Income investors are going to miss winter when it ends in a few days.
The season was full of dividend raises, with many varied companies increasing their distributions. More than a few of these stocks were big names on the exchanges, and a lot of those raises were substantial. Recent additions to the 2017 roster of lifters include the following companies.
A longtime favorite among income investors, Coca-Cola (NYSE:KO) is a dividend aristocrat, one of the small but popular group of stocks that have raised their distributions at least once annually for a minimum of 25 years running. The company extended its run to a monster 55 years with the latest hike in its quarterly dividend, a 6% lift to $0.37 per share.
Other financial measures for the beverage giant are dropping these days, however. In its fourth quarter, Coke's revenue fell by 6% on a year-over-year basis, while attributable net income cratered by 56%. Much of this drop is attributable to the company's restructuring efforts, which include the divestment of its bottling assets.
Another concern is that over the past few years, Coke has spent the bulk of its free cash flow on dividend payments. The company always seems to find the means to keep lifting that payout, and as an aristocrat it has that lofty status to maintain. So I don't think the streak will end anytime soon. Regardless, I would keep a concerned eye on that FCF level.
Coke's upcoming payout will be dispensed on April 3 to stockholders of record as of March 15. At the most recent closing stock price, it would yield 3.5%. That's comfortably higher than the current 1.9% average of dividend-paying stocks on the S&P 500.

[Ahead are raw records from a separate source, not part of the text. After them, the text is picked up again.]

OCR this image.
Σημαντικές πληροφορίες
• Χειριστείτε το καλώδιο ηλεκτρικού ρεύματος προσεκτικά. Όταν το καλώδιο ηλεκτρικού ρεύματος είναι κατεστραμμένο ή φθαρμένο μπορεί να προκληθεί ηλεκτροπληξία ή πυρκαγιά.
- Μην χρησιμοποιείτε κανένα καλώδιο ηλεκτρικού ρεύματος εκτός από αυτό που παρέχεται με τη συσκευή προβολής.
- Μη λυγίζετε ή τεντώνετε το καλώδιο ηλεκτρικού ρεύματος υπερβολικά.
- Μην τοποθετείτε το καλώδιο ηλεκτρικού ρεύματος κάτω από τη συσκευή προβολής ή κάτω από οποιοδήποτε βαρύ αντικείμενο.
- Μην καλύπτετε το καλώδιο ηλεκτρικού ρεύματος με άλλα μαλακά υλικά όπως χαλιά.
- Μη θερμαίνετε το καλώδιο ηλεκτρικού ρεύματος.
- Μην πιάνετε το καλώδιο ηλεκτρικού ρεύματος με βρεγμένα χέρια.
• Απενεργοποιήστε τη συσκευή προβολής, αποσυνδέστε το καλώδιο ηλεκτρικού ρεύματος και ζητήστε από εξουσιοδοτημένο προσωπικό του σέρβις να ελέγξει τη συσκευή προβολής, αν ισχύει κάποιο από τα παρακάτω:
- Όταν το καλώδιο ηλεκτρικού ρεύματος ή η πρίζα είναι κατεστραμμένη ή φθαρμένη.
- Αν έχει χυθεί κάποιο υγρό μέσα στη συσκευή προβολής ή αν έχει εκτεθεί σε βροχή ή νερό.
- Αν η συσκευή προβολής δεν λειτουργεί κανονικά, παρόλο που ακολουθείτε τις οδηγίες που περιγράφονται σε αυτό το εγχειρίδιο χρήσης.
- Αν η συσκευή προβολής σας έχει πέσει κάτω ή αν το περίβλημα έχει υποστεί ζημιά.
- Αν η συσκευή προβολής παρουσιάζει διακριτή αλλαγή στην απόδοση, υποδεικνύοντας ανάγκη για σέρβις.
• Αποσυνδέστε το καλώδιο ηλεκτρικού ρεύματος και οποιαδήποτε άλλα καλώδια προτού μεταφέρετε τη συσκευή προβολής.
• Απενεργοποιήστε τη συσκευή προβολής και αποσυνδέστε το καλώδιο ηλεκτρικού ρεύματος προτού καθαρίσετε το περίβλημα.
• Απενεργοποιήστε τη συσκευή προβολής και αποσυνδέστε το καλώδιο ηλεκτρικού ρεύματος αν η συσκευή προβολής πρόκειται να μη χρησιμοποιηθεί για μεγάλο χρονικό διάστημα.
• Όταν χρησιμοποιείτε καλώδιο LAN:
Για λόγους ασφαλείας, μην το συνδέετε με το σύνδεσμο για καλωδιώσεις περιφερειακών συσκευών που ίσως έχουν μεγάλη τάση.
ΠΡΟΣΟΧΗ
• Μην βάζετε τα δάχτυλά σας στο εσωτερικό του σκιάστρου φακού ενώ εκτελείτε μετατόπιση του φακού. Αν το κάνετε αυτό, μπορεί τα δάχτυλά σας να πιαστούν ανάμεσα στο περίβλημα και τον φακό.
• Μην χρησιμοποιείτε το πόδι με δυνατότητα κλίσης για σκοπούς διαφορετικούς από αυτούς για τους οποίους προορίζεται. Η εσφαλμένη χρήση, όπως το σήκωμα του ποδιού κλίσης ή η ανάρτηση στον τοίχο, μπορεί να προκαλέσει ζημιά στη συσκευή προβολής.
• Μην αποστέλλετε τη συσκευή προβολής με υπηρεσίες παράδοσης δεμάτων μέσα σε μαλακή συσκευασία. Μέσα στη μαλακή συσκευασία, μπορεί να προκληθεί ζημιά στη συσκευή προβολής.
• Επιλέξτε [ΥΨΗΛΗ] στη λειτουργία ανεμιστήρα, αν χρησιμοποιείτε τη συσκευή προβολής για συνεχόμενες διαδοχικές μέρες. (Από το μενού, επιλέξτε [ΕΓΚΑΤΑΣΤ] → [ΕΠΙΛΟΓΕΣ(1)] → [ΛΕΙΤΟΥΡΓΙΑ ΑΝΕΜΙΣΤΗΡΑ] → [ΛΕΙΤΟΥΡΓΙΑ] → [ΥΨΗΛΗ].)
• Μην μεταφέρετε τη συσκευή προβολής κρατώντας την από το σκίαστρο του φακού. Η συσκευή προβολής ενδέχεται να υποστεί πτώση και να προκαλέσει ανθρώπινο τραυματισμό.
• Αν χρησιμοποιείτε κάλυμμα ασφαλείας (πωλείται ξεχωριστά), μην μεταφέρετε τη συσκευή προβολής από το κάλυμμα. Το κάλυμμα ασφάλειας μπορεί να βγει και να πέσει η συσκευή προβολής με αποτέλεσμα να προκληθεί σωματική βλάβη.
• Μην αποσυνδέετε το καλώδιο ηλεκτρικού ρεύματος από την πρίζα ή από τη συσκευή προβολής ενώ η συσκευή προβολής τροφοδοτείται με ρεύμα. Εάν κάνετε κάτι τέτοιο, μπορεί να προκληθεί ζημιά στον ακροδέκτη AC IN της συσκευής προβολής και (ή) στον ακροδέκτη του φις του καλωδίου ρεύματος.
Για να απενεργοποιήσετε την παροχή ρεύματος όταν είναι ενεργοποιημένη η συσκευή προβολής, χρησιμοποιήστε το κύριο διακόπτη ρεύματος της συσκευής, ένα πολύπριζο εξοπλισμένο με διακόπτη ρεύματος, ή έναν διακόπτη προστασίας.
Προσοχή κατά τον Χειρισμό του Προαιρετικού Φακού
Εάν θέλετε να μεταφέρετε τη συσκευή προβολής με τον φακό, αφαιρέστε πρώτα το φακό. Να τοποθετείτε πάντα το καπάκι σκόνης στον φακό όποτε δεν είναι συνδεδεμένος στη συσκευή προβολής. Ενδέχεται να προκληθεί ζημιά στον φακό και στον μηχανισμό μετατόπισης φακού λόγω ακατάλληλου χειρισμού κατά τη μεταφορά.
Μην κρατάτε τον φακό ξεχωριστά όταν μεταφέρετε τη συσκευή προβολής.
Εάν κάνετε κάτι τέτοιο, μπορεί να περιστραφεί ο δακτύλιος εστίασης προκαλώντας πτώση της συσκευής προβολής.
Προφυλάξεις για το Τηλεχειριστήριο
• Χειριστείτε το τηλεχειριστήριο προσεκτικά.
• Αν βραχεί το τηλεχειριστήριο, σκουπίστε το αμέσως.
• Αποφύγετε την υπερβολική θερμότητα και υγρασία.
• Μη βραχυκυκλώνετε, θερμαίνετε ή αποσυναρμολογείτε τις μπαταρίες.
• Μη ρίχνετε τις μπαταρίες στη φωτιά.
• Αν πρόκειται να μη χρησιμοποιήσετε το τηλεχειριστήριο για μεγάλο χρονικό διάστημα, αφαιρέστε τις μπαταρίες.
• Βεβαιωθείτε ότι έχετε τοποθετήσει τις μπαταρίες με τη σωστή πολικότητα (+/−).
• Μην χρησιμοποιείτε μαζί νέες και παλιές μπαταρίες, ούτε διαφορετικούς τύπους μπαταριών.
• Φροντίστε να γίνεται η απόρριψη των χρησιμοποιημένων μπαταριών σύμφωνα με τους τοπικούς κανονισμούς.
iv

In contrast to Coke, networking-equipment giant Cisco (NASDAQ:CSCO) hasn't been playing the quarterly-dividend game that long -- it only started to hand out a payment in 2011. Since then, though, that payout has been raised at least once every year; the 2017 edition is a healthy 12% lift to $0.29 per share.
That's the good news; the not so good is that the company has now recorded five straight quarters of year-over-year revenue declines and is anticipating flat growth at best for the current quarter. In its latest reported quarter adjusted net profit slipped by 2% to land at $2.9 billion. Softness in the router and switching segments, two big business lines for Cisco, were largely to blame.
Still, the company remains immensely profitable, with mountains of cash flowing through its operations. Its most recent annual FCF tally grew by almost 10% over the previous year to over $12 billion -- more than enough scratch to take care of both dividend payments and share buybacks. No investor should worry about the future of this payout.
Cisco's new dividend is to be paid on April 26 to shareholders of record as of April 6. It yields a theoretical 3.4% on the current stock price.
The world's largest miner of everyone's favorite precious metal, Canada's Barrick Gold (NYSE:GOLD), is making its shareholders ever so slightly richer. The company has raised its quarterly distribution by 50%, to $0.03 per share.
There was justification for bumping the dividend higher. Barrick Gold had a fine fiscal 2016, despite modest declines in the amount of gold it both produced and sold, and a consequent slip in revenue -- plus a general decline in selling prices for most of the second half of the year. Thanks in large part to a reduction in capital expenditures, the company more than doubled its adjusted net profit, to $818 million from 2015's $344 million.
Meanwhile, Barrick Gold managed to improve its FCF number by 40%, to just over $1.5 billion. That's far above what it will pay out in dividends, which on a yield basis remains at under 1%.
Regardless, barring any serious dive in the gold price or production disasters, the dividend should remain safe. Although the amount paid has fluctuated somewhat wildly over the past few years -- at one point dropping from $0.20 per share to $0.05 -- the company always manages to hand one out.
Barrick Gold paid its enhanced dividend on March 15, to investors of record as of Feb. 28. It yields 0.6%.